Just in case let us explain the term “Scale Out”: “Scale out means combining multiple independent computers into one system. The main reason … is to overcome the limitations of a single … server.” See more details how SAP defines and explains the SAP HANA scale-out concept at SAP help portal. A general introduction into SUSE SAP HANA system replication automation is given by the blog article SAPHanaSR-ScaleOut: Automating SAP HANA System Replication for Scale-Out Installations with SLES for SAP Applications. Please also read the setup guide SAP HANA System Replication Scale-Out – Performance Optimized Scenario and the manual page SAPHanaSR-ScaleOut(7).
Now let us start with SUSE HA for SAP HANA Scale-Out System Replication for large ERP Systems. We will work along five questions:
- Why is HANA scale-out for large ERP systems a challenge?
- What is the basic solution for HANA scale-out ERP systems?
- How do HANA scale-out ERP systems look like from SUSE HA perspective?
- Where can I find further information?
- What to take with?
Why is HANA scale-out for large ERP systems a challenge?
When comparing the two workloads, analytical (BW) versus transactional (ERP), the later one shows specific characteristics and requirements:
- Size: Large ERP systems do not fit into one single VM or cloud instance, SAP might allow ERP scale-out on request.
- Regular start and stop of large SAP HANA database instance takes more than an hour.
- Shutdown of broken large indexserver takes around an hour. Adding a special HA/DR provider hook covering the srServiceStateChanged() event could this long stop times.
- Small number of worker nodes, usually two per site. This supports the good practice to limit the number of cross-node joins in the transactional use case.
- No standby nodes. This implies there is only one master name server candidate. If that node gets lost the cluster needs to manage a “headless” SAP HANA. This also implies that neither data nor log could be failover from one node to an other. So the solution does not need to switch /hana/data nor /hana/log. Local disks are sufficient for these areas.
- SAP HANA tends to stay inactive on infrastructure failures instead of reporting errors. Particularly failing NFS server needs good recovery.
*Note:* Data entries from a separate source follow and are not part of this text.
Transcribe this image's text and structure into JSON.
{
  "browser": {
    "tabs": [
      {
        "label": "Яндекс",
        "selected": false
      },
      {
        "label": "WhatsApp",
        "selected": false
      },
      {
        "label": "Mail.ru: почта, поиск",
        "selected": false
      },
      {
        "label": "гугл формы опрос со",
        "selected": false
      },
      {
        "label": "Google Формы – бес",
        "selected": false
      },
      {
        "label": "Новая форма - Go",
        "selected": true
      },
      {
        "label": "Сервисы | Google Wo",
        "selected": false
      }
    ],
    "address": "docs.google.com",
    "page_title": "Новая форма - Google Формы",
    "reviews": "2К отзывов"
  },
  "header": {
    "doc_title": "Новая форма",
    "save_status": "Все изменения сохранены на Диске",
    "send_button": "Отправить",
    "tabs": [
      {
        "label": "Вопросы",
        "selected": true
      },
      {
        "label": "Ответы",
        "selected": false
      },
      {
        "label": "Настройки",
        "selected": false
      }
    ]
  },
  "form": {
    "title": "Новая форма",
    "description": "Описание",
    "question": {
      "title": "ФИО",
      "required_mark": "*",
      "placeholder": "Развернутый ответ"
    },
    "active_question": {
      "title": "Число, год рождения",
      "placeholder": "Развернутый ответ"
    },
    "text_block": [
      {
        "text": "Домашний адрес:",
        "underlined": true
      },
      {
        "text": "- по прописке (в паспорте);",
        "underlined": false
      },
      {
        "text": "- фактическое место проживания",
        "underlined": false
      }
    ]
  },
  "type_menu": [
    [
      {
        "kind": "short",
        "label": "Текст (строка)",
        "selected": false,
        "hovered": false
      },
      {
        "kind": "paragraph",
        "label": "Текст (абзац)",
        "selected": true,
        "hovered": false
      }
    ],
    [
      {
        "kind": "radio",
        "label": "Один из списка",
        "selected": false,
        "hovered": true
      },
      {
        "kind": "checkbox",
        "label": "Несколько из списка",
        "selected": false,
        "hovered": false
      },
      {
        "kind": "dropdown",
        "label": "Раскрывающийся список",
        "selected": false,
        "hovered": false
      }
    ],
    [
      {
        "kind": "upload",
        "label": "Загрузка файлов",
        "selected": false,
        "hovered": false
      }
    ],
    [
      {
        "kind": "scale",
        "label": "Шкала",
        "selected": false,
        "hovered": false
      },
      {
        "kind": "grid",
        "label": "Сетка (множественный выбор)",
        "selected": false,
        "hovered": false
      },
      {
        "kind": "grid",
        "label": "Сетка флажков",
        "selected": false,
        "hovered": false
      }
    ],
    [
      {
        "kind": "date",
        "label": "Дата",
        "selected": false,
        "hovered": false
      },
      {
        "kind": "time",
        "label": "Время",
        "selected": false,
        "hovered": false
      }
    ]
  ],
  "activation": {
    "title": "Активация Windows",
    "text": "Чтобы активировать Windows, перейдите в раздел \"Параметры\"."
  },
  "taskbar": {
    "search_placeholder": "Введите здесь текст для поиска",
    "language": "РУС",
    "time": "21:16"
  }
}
- Optionally active/active read-enabled setup.
- Easy setup.
- But heavy SLAs.
What is the basic solution for HANA scale-out ERP systems?
SAPHanaSR-ScaleOut version 0.164 already provides all functionality to implement high availability for large scale-out ERP systems without multi-target system replication. An appropriate configuration contains:
- Only one HANA master name server configured
- SAPHanaController and SAPHanaTopology resources as usual, update RPM with adaptive start/stop timeouts
- HA/DR provider hook srConnectionChanged() script for correct detection of system replication status event in failure situations
- HA/DR provider hook srServiceStateChanged() script for fast shutdown of HANA indexserver (please ask SAP for details)
- SAP HANA data and logs on local disks, no host auto-failover, no storage API needed
- NFS share /hana/shared/ is provided locally, not across sites
- Optional Filesystem resource for bind mount of NFS share, see https://www.suse.com/support/kb/doc/?id=000019904
- Optional location constraints for IP address on secondary HANA, for active-active read-enabled feature
- Disk less SBD or disk based SBD with three devices
Do not forget about the third site, always needed for scale-out. Our graphic shows the majority maker (MM) on a 3rd site. This allows also continue running the cluster, if one complete site goes down. The resource agents SAPHanaTopology, SAPHanaController and the HA/DR provider hook script SAPHanaSR.py, all from package SAPHanaSR-ScaleOut, are part of the cluster setup. At this point you might expect a configuration example.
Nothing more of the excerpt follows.